Gravidez na adolescência em evidência no Brasil

Enviada em 16/02/2021

Na obra “Utopia”, do escritor inglês Thomas More, é retratada uma sociedade idealizada, formada por um corpo social isento de conflitos e problemas. Fora da ficção, vê-se que, na realidade contemporânea brasileira ocorre o oposto do que o autor prega, uma vez que existem barreiras como o surgimento precoce da gravidez entre jovens brasileiras, sobretudo, em famílias de baixa renda. Esse cenário antagônico é fruto tanto da ausência de políticas públicas eficientes, o que dificulta o conhecimento de métodos contraceptivos, quanto da falta de educação sexual por parte das famílias brasileiras.

Em primeira análise, é evidente que a negligência governamental em promover políticas públicas de conscientização acerca de procedimentos preventivos, justifica o atual grau de desinformação dos jovens brasileiros. De acordo com o princípio newtoniano, um corpo que está parado tende a continuar nesse estado até que haja uma força externa atuando sobre ele. De maneira analóga, nota-se que a ausência de agentes externos como o Estado atuando sobre a divulgação de métodos contraceptivos e sua importância, favorece a manutenção do surgimento da gravidez indesejada na adolescência. Assim, fica claro que a desinformação dos jovens sobre formas de se obter e utilizar os contraceptivos, favorece a manutenção do surgimento da gravidez indesejada na juventude. Assim, fica claro que a desinformação dos jovens é problema que necessita de maior atuação governamental nesse aspecto.

Além disso, o descaso governamental somado à ausência familiar, no que tange ao suporte ideológico e psicológico, aumenta a situação de vulnerabilidade das jovens, o que agrava os impactos advindos da gravidez indesejada. Por exemplo, segundo dados do Fundo de População das Nações Unidas (UNFPA), 20% das mães adolescentes ficam sem estudar e sem ter trabalho remunerado após engravidar. Isso explica o fato da ausência de uma base familiar, que aborde acerca da educação sexual e da sexualidade com seus filhos, facilitar o surgimento de uma instabilidade emocional por parte das adolescentes.
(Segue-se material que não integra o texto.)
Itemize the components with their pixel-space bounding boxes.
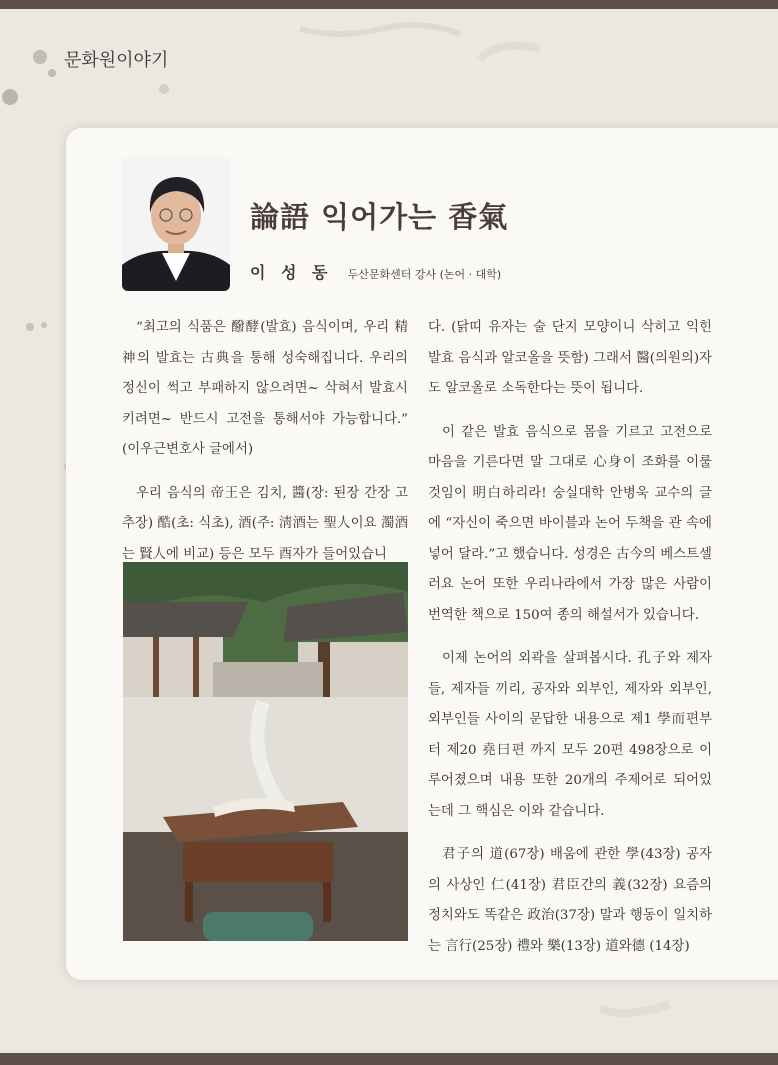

Consequentemente, as jovens se sentem inseguras psicologicamente para retornarem ao convívio social, o que agrava os impactos como a evasão escolar e falta de perspectivas futuras.

Infere-se, portanto, que urgem medidas efetivas que visa a propor reduzir as consequências da gravidez precoce. Para que isso ocorra, é necessário que o Ministério da Educação e Cultura (MEC), em conjunto com os governos municipais, forneça aos jovens campanhas educativas que abordem sobre a segurança ao realizarem atos sexuais, como por exemplo, sobre o uso adequado dos contraceptivos. Simultaneamente, tais ações devem ser realizadas por meio das escolas, que irão fornecer os espaços para a realização das palestras, com o intuito de informar os adolescentes que pretendem ter relações sexuais seguras. Com essas ações, espera-se diminuir o surgimento de casos indesejados de gravidez.